Modified preparation of Al2O3@Al microencapsulated phase change material with high durability for high-temperature thermal energy storage over 650 °C

Abstract

Latent heat storage using phase change materials (PCMs) with high melting points above 600 °C can mitigate the fluctuation in renewable energy supply and recover energy from industrial waste heat. Microencapsulated PCMs (MEPCMs) expand the possibilities of heat utilization owing to the presence of a thermally and chemically stable coating on the PCMs. This study improves the durability of an Al-based MEPCM (melting point: 660 °C) with an Al 2 O 3 coating. The conventional process for preparing Al-based MEPCMs, which involves a boehmite treatment in boiling water and a heat–oxidation treatment at high temperature, was modified by adding Al(OH) 3 before the boehmite treatment to precipitate Al(OH) 3 on the surfaces of the Al particles after the boehmite treatment. The precipitation treatment increased the thickness of the oxide coating, thereby enabling the proposed Al-based MEPCM to withstand 300 melting and solidification cycles.
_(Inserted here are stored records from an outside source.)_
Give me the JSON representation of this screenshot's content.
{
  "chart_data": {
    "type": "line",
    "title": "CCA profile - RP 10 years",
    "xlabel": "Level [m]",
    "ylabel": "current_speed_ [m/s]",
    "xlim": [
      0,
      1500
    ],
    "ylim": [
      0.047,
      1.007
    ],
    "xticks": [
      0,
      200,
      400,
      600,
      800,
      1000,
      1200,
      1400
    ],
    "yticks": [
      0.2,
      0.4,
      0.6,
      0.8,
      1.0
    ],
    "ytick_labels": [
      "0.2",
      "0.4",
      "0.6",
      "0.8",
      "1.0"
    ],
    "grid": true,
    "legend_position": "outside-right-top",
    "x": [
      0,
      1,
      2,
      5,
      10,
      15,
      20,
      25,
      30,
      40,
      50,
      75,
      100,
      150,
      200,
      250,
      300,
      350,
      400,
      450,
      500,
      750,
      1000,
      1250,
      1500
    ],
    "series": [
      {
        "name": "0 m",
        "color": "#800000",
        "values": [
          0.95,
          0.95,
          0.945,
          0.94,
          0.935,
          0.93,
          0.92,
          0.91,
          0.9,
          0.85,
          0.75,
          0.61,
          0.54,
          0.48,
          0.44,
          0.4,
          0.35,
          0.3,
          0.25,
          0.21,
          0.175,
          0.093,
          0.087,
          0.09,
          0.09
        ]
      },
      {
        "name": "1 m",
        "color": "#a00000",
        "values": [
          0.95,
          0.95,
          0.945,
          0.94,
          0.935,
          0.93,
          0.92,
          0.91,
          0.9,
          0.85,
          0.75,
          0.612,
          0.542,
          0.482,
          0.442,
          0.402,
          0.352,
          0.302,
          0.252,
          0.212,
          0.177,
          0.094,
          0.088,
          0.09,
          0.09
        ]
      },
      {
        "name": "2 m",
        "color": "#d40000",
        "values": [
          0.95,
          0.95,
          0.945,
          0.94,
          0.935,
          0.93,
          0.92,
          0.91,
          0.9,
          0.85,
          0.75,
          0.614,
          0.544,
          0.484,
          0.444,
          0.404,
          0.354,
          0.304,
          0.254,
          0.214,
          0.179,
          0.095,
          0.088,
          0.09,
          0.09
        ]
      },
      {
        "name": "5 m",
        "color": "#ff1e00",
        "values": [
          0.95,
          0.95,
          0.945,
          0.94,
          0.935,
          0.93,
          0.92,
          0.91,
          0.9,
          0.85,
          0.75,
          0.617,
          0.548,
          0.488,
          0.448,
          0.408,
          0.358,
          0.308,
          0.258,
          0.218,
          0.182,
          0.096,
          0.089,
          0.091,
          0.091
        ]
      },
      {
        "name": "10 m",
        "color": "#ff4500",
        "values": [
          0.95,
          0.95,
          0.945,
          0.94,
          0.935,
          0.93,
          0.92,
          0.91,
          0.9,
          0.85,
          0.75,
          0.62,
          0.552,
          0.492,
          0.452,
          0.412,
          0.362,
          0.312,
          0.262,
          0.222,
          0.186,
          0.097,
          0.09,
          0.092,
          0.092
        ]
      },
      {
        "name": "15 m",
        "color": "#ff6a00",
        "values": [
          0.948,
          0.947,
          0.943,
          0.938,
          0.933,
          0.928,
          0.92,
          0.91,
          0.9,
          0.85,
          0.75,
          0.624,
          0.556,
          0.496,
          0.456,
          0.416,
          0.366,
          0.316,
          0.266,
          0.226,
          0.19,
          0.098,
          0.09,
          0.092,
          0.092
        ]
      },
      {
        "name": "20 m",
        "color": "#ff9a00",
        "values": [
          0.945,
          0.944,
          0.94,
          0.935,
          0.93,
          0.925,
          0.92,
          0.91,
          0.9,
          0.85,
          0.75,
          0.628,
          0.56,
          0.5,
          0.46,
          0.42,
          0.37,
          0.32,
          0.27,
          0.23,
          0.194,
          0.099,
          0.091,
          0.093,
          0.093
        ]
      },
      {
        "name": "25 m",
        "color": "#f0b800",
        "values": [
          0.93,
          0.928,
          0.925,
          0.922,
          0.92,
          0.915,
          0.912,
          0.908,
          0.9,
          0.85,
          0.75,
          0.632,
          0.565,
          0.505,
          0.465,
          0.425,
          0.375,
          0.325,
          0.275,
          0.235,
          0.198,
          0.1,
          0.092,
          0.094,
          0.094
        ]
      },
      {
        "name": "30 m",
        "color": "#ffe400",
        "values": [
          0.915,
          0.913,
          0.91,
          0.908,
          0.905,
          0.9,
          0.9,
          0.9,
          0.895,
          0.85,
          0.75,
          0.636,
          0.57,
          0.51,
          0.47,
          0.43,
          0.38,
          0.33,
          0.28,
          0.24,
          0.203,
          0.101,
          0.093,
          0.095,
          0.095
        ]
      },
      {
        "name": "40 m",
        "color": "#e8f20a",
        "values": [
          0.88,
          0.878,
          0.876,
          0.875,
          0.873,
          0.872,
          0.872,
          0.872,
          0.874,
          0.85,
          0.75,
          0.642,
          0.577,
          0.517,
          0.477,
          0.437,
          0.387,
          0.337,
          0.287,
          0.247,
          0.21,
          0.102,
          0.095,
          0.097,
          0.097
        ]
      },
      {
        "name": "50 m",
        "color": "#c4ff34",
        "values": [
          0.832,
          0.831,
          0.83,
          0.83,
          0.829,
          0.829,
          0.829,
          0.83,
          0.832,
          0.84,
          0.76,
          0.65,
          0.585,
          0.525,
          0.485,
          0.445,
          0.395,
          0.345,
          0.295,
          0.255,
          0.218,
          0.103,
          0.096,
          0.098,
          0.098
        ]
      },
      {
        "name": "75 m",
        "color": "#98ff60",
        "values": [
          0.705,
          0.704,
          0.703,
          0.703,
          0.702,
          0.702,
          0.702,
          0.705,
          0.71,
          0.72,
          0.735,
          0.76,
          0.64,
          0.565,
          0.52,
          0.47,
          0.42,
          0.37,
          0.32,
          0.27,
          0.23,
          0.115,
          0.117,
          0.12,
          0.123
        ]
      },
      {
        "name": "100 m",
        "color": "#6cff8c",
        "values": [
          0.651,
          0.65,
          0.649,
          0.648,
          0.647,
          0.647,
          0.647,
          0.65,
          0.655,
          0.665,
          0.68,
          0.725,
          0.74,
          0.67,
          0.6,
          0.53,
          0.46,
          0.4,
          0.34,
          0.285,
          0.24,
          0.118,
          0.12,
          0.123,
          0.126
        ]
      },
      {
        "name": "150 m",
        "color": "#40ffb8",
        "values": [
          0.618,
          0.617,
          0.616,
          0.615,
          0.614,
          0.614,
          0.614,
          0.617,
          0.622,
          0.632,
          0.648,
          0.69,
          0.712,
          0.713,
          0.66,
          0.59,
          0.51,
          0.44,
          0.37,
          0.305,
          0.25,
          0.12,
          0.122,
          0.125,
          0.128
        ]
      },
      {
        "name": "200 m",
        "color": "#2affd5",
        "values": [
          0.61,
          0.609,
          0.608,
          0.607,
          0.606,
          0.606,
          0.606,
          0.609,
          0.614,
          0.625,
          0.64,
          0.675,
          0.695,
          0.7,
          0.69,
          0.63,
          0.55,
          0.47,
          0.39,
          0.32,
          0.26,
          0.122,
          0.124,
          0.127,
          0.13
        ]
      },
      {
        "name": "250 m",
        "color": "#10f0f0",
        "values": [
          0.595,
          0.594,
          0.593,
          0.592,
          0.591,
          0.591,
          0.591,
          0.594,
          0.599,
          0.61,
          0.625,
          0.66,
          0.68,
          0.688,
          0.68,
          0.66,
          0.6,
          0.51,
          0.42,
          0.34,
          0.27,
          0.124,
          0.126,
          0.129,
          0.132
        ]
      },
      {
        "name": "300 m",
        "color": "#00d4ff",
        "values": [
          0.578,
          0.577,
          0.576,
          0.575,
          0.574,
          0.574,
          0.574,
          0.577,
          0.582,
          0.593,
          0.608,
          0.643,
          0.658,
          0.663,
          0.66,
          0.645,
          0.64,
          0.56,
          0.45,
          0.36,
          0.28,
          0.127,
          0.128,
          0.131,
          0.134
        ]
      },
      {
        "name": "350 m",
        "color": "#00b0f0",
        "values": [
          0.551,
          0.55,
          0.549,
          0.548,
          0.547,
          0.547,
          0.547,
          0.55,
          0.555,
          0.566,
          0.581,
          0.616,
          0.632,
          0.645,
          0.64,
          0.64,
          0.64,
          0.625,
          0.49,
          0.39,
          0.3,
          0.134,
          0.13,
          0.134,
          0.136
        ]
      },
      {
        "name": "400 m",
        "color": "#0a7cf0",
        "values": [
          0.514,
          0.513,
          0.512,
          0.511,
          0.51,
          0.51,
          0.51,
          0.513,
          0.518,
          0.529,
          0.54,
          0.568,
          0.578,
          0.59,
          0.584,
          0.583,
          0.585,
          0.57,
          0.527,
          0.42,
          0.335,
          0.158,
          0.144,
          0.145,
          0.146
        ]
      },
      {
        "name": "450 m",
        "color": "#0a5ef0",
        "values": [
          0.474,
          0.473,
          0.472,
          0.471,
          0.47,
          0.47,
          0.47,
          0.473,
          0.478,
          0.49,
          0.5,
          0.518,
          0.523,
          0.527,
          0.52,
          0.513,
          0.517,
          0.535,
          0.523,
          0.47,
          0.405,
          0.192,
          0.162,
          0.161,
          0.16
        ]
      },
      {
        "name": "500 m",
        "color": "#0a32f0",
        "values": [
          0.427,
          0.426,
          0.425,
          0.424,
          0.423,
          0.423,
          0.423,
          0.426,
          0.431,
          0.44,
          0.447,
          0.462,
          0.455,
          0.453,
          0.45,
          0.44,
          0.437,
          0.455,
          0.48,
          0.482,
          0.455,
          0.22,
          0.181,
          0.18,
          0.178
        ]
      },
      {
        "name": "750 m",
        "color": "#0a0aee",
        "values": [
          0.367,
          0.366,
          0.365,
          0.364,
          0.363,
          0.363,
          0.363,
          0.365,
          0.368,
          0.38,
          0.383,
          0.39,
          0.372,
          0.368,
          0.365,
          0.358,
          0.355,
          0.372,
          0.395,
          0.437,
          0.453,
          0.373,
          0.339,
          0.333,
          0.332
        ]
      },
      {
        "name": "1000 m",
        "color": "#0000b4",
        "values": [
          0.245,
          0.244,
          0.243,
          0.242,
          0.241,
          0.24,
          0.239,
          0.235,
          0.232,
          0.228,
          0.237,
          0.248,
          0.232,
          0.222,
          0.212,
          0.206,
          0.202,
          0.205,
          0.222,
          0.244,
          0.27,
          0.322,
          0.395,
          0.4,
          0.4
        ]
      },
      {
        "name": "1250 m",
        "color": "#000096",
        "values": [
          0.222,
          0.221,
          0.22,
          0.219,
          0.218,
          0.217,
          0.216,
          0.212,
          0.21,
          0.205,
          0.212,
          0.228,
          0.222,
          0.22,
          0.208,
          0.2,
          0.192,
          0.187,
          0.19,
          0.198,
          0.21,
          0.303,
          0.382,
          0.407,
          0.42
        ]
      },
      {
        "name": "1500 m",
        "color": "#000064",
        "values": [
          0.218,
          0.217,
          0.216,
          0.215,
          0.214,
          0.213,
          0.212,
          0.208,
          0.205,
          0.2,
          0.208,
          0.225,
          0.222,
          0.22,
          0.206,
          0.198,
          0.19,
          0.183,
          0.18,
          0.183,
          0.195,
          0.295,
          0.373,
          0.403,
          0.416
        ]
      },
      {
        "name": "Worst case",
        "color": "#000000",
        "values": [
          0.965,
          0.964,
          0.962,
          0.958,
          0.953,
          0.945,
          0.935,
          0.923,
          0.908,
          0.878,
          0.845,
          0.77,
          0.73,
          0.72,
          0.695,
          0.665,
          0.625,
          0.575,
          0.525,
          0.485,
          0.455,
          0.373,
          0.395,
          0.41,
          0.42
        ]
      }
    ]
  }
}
In addition, the Al-based MEPCM reported an excellent heat storage capacity of 186 J g −1 . This Al-based MEPCM with excellent durability and high heat storage capacity may be further developed for use in future thermal energy storage and management systems. • Al-based microencapsulated phase change materials (MEPCMs) were developed. • The MEPCMs exhibited a high thermal storage capacity about 186 J g −1 . • The MEPCM exhibited high cyclic durability over 300 cycles. • The MEPCMs are promising for high-temperature thermal energy storage application.